There is a song title at the end of the Beautiful Collision CD that refers to a poem by George Meredith, below is a shortened version, you can click here for the full.
A Lark Ascending
He rises and begins to round,
He drops the silver chain of sound,
Of many links without a break,
In chirrup, whistle, slur and shake.
For singing till his heaven fills,
‘Tis love of earth that he instils,
And ever winging up and up,
Our valley is his golden cup
And he the wine which overflows
to lift us with him as he goes.
Till lost on his aerial rings
In light, and then the fancy sings.
“There’s sky and there’s ground and somewhere in between we live.” – David Crowder
There is an explanation I found about the secondary title of the CD, (3+4=7):
“You see, when these two symbols, 3 and 4, are inserted into a mathematical proposition of addition, the sum of them is 7. This numerical representation has the obvious implications of quantity or amount or measure but it also is a signifier of perfection. It, as a symbol, is symbolic of ‘numerical value’ but also of ‘good.’ It has biblical signification, one of my favorites being 7 days to create the earth, the seventh day for rest. We have culturally set aside the seventh day of the week for our corporate worship. The number 3 holds similar significance, it being symbolic of the divine; the three in one, while 4 has often been figurative of humanity. It is the collision of the two, divinity and depravity, that meet in the number 7. I believe art aspires to this. When it happens it is a moment of the divine stepping into our human experience. It is our ascending. It is his descending. It is a collision of the earthly with the heavenly. It is what often happens in moments of the corporate worship experience that in some mysterious way seems to transcend our common everyday experience. It is the divine and the depraved interacting and it seems our feet lift from the ground for a second. We rise from our condition. When our depravity meets his divinity it is a beautiful collision.’ – David Crowder
The lark is an interesting picture of who it is to be born of God and that brilliantly sharp point of living worship or if you’d like to call it such, living life.
I sincerely doubt we live up to this reaching, this focus upon God. Here’s where the ‘depravity’ part fits in. It is something I am far too familiar with. It invites disappointment despite it being fudamentally easier. It is far simpler to just go about daily tasks, be they study, social, work or even church. None of it has to mean anything. We slide beautifully into autopilot. God is there but God does not mean a whole lot. We talk at God, but not with God. We talk about all manner of things theological and entirely miss the God behind it. We find relationships as crucial and love as the centre of life and sideline the creator, the instigator and the model of perfection in this area. It is what counts. The trinitarian God I think really wants us in the centre of this threefold paradox.

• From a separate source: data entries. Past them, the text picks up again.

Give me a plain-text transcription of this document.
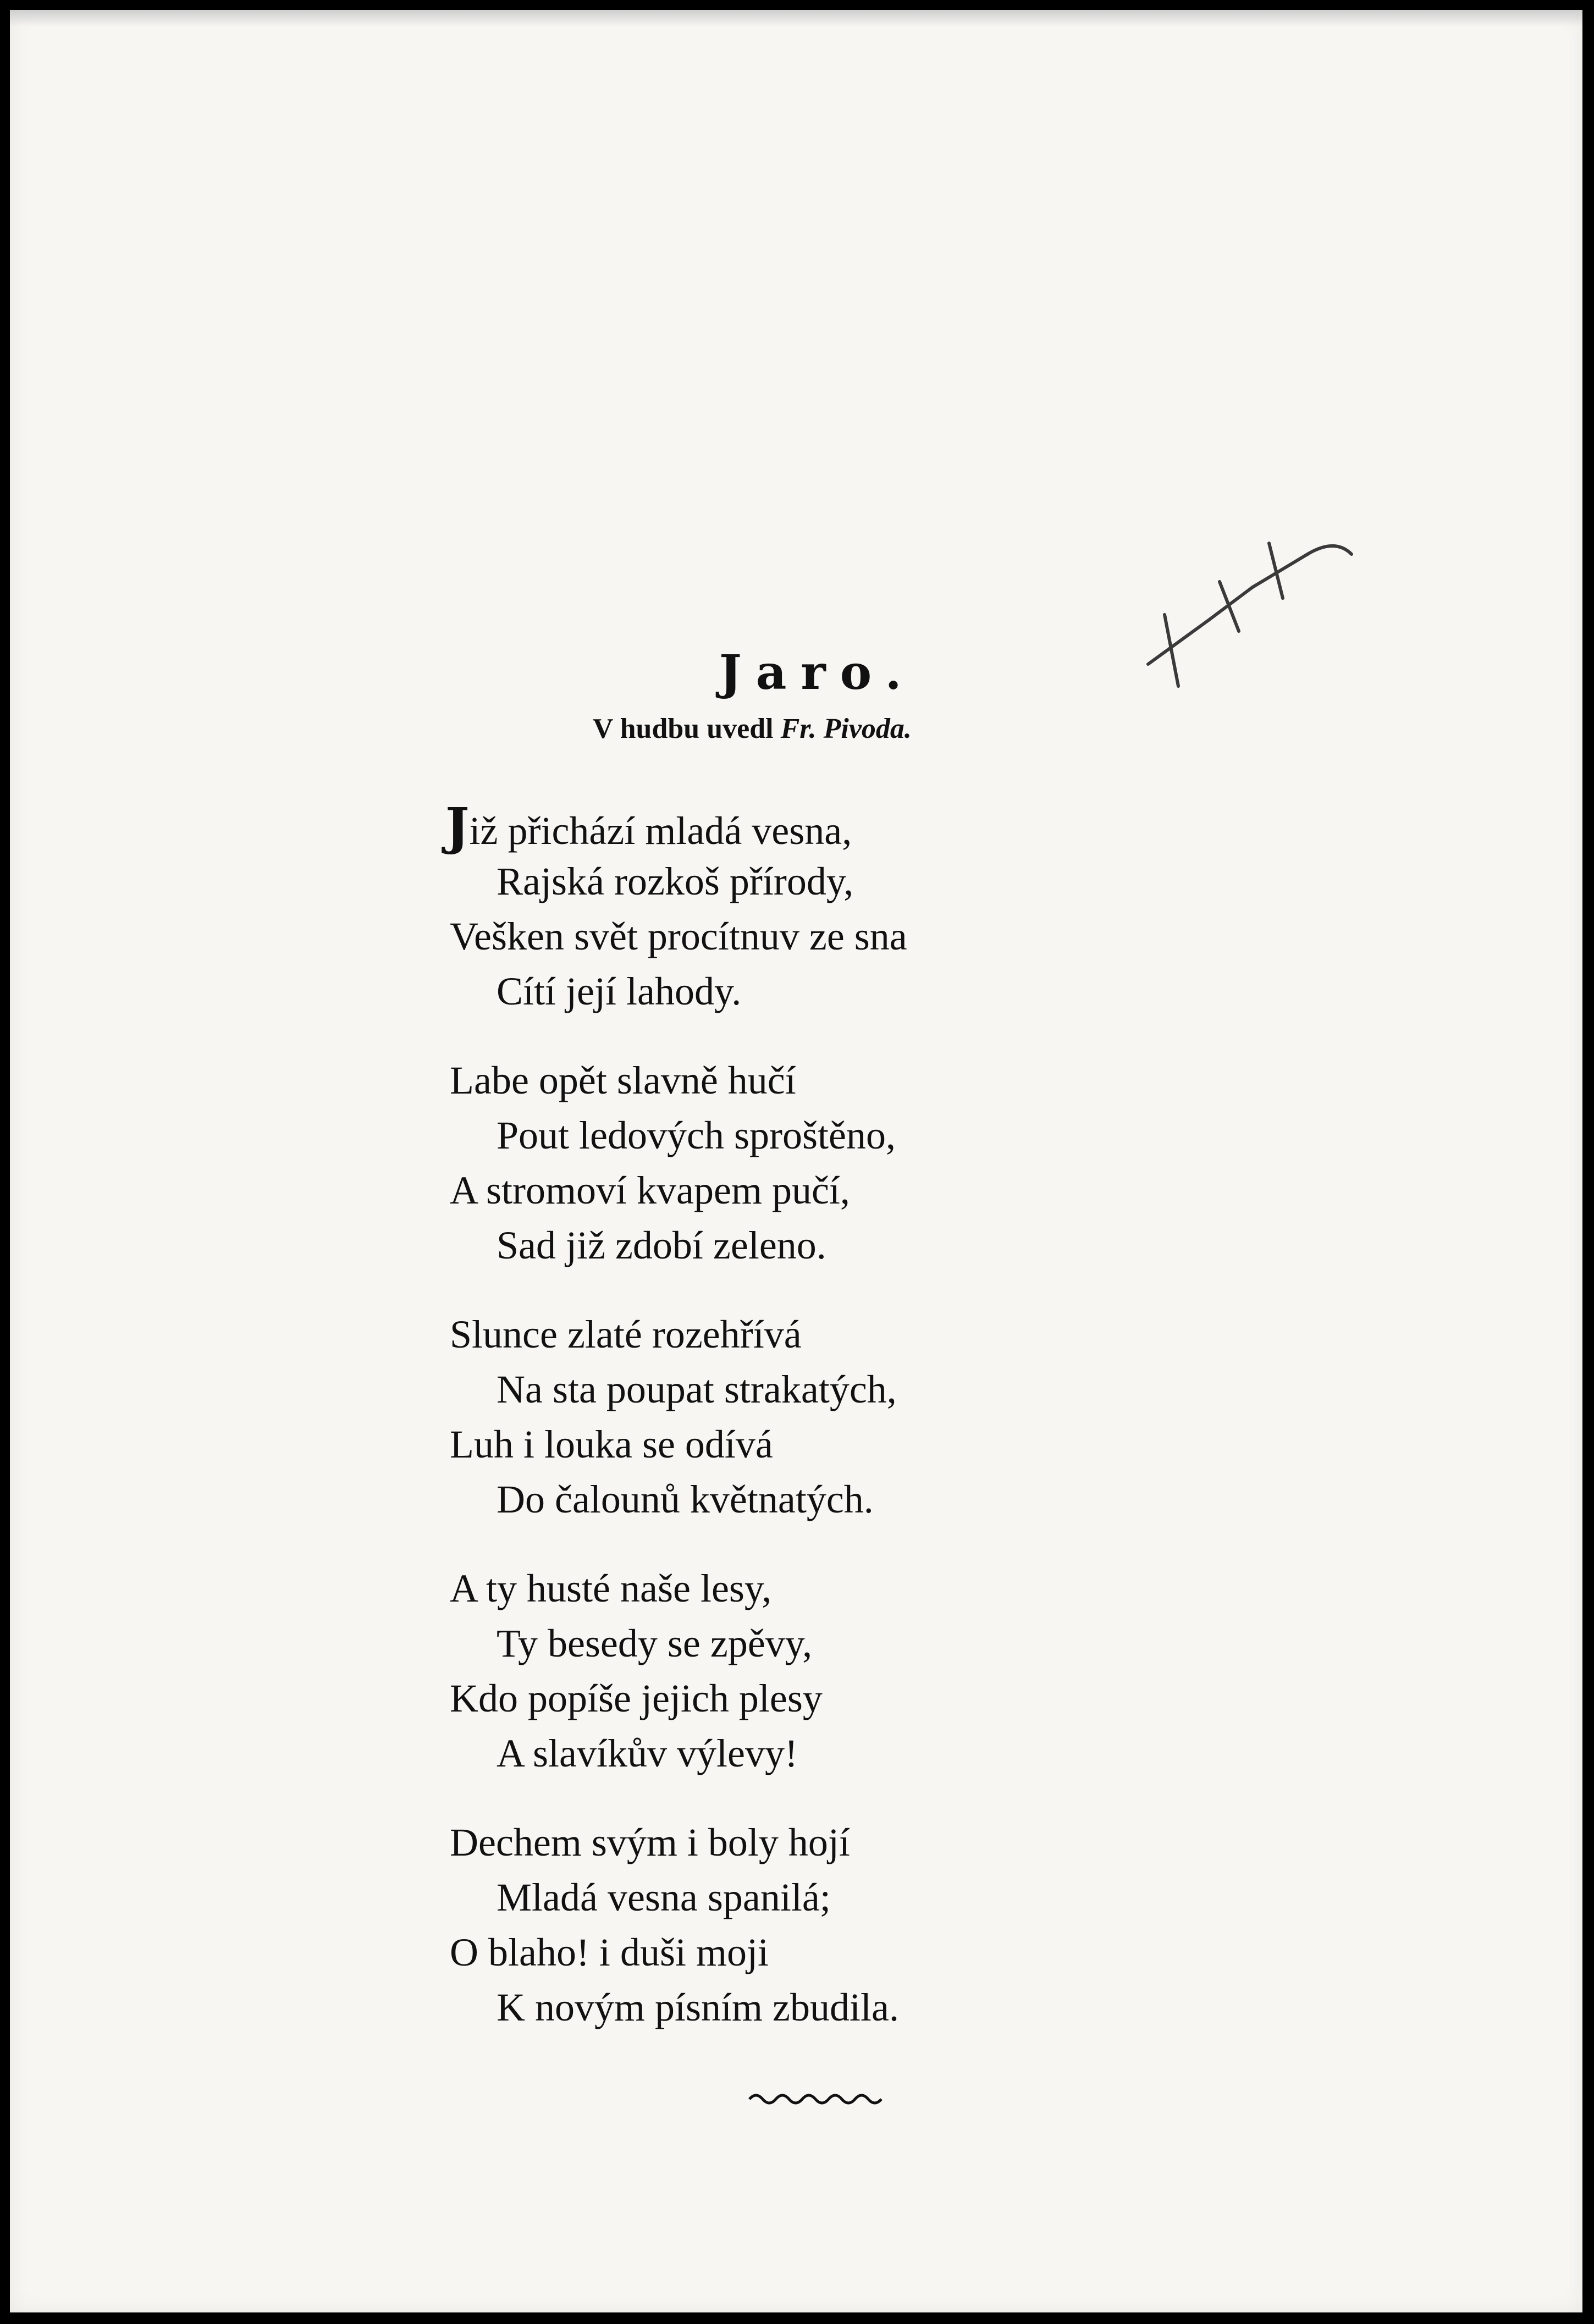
Jaro.
V hudbu uvedl Fr. Pivoda.
Již přichází mladá vesna,
Rajská rozkoš přírody,
Vešken svět procítnuv ze sna
Cítí její lahody.
Labe opět slavně hučí
Pout ledových sproštěno,
A stromoví kvapem pučí,
Sad již zdobí zeleno.
Slunce zlaté rozehřívá
Na sta poupat strakatých,
Luh i louka se odívá
Do čalounů květnatých.
A ty husté naše lesy,
Ty besedy se zpěvy,
Kdo popíše jejich plesy
A slavíkův výlevy!
Dechem svým i boly hojí
Mladá vesna spanilá;
O blaho! i duši moji
K novým písním zbudila.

Love. They say, “Love from the centre of your being.”
Taking the lesson from Meredith’s lark;
His voice the outlet, there to live
Renew’d in endless notes of glee,
So thirsty of his voice is he,
For all to hear and all to know
That he is joy, awake, aglow,
The tumult of the heart to hear.
We could all use a little renewal sometimes. A little shove, a reminder on who God is and who we are and just how amazed we should be that he even bothered with us in the first place and in this amazement make a priority shift back to the Creator.